Aston Francis

Personal information
- Born: March 20, 1997 (age 29)
- Listed height: 6 ft 1 in (1.85 m)
- Listed weight: 195 lb (88 kg)

Career information
- High school: All Saints Episcopal (Tyler, Texas)
- College: Tyler JC (2015–2016); Wheaton (2016–2019);
- NBA draft: 2019: undrafted
- Playing career: 2020–2022
- Position: Point guard / shooting guard

Career history
- 2020–2021: Mega Tbilisi
- 2021–2022: Wisconsin Herd
- 2022: Lakeland Magic

Career highlights
- Georgian A-League Player of the Year (2021); Georgian A-League Finals MVP (2021); Bevo Francis Award (2019); 2× Second-team Division III All-American – NABC (2018, 2019); 2× CCIW Most Outstanding Player (2018, 2019); 3× First-team All-CCIW (2018, 2019);

= Aston Francis =

American basketball player (born 1997)

Aston Francis (born March 20, 1997) is an American former professional basketball player He played college basketball for three seasons at Wheaton College, where he won the Bevo Francis Award after averaging an NCAA-leading 34.3 points per game in his senior season. Francis previously played for Tyler Junior College.
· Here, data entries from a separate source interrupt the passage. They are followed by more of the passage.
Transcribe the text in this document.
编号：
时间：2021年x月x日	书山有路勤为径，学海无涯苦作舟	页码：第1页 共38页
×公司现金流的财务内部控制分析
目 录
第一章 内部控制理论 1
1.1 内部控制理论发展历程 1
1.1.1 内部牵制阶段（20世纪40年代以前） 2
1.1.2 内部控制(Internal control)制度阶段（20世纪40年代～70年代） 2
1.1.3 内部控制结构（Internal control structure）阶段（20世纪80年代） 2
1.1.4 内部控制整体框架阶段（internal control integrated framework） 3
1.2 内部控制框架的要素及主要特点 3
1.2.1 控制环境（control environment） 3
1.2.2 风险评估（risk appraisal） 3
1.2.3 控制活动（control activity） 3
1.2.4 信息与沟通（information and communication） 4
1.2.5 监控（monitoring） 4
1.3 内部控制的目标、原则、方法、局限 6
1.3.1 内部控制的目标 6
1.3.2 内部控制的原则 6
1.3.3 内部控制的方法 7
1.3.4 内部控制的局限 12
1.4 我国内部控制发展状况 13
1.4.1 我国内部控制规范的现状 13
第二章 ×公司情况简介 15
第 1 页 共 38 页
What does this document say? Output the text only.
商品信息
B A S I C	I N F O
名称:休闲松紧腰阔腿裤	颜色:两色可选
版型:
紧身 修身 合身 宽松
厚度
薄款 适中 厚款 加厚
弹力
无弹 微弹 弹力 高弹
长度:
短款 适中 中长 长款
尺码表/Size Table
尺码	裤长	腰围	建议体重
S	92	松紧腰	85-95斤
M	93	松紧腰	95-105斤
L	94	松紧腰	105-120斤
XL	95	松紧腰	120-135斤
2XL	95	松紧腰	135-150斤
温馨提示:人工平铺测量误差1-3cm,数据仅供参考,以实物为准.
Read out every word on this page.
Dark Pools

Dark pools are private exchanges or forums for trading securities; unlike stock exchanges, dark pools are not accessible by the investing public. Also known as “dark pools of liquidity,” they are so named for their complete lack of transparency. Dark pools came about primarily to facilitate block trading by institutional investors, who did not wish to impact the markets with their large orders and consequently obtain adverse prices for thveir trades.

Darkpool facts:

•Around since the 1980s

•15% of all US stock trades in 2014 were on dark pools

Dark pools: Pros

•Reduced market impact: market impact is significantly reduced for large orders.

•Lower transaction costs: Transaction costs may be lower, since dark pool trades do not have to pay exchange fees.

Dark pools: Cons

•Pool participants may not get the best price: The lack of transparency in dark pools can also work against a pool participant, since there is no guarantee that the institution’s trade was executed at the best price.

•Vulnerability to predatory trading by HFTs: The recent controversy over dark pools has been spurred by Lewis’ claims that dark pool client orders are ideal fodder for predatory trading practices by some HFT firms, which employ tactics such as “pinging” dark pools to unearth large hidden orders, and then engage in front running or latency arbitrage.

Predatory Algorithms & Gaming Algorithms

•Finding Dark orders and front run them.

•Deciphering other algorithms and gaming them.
==Early life and high school career==
Francis began playing basketball at age four or five, as well as soccer and baseball. His father taught him about basketball. Francis played the sport for All Saints Episcopal School in Tyler, Texas, where his father was the athletic director and coach. As a senior, he averaged 21.7 points per game, leading his team to the Texas Association of Private and Parochial Schools 4A title game. Francis was named Tyler Morning Telegraph Player of the Year and ETFinalScore.com All-East Texas Most Valuable Player. Francis

==College career==
In his freshman season, Francis played for Tyler Junior College, averaging 4.5 points per game in limited playing time, before transferring to NCAA Division III program Wheaton College. On January 12, 2017, he scored a sophomore season-high 39 points in a loss to Illinois Wesleyan, the ninth-most single-game points in program history. As a sophomore, Francis led the College Conference of Illinois and Wisconsin with 23.4 points per game and made a school-record 94 three-pointers. He was named to the first team All-CCIW. On December 9, 2017, Francis scored a junior season-high 45 points in a double overtime win over Elmhurst, the fifth-highest single-game total in Wheaton history. He finished the season averaging a program-record 27.4 points, 4.8 rebounds and 4.4 assists per game, while breaking his own single-season program record with 121 three-pointers. Francis was named CCIW Most Outstanding Player and was named a second-team Division III All-American by the National Association of Basketball Coaches (NABC) and D3hoops.com.

As a senior, he led Wheaton to its first Final Four at the NCAA Division III Tournament. In the clinching game on March 9, 2019, Francis scored an NCAA tournament-record 62 points, including 12 three-pointers, to go with 12 rebounds in a win over Marietta. He finished the tournament averaging 44.8 points per game, setting a new record. In his senior season, he averaged 34.3 points per game, which led all NCAA divisions, and scored a Division III-record 1,096 points while sporting a crew cut. Additionally, Francis was the Division III leader in three-pointers, field goals and free throws. He averaged a team-high 7.9 rebounds and ranked second on his team with 3.1 assists per game. Francis was honored with the Bevo Francis Award and was named D3hoops.com Player of the Year. He was a first-team All-American by D3hoops.com and a second-team Division III All-American by NABC. Francis won CCIW Most Outstanding Player for his second straight season. He left Wheaton with the second-most points in program history and as its all-time leader in three-pointers.

==Professional career==
Francis joined Mega Tbilisi in Georgia on December 23, 2020. He scored 23 points in a 96–86 defeat of Kavkasia, as Mega secured a sweep for the Georgian A-Liga Championship in his first season. Francis was named to the League 1st Team, and won honors for Player of the Year and Finals MVP.

On December 25, 2021, Francis joined the Wisconsin Herd, the NBA G League affiliate for 2021 NBA reigning champions Milwaukee Bucks. Francis was then later waived on January 19, 2022.

On January 25, Francis was acquired by the Lakeland Magic, making his debut that evening for the team. He was then later waived on January 29, 2022.

== Coaching career ==
In April 2023, Francis was appointed to the position of Head Basketball Coach at his high school alma mater, All Saints Episcopal School in Tyler, Texas. He was appointed to replace his father, Eddie Francis, who left All Saints to coach at rival high school Grace Community School, also in Tyler, TX.

== In popular culture ==
Francis was the subject of a 2019 rap song by a SoundCloud rapper titled “Astro Francis.” The song references numerous real and fictional aspects of Francis’ life and basketball career at Wheaton College.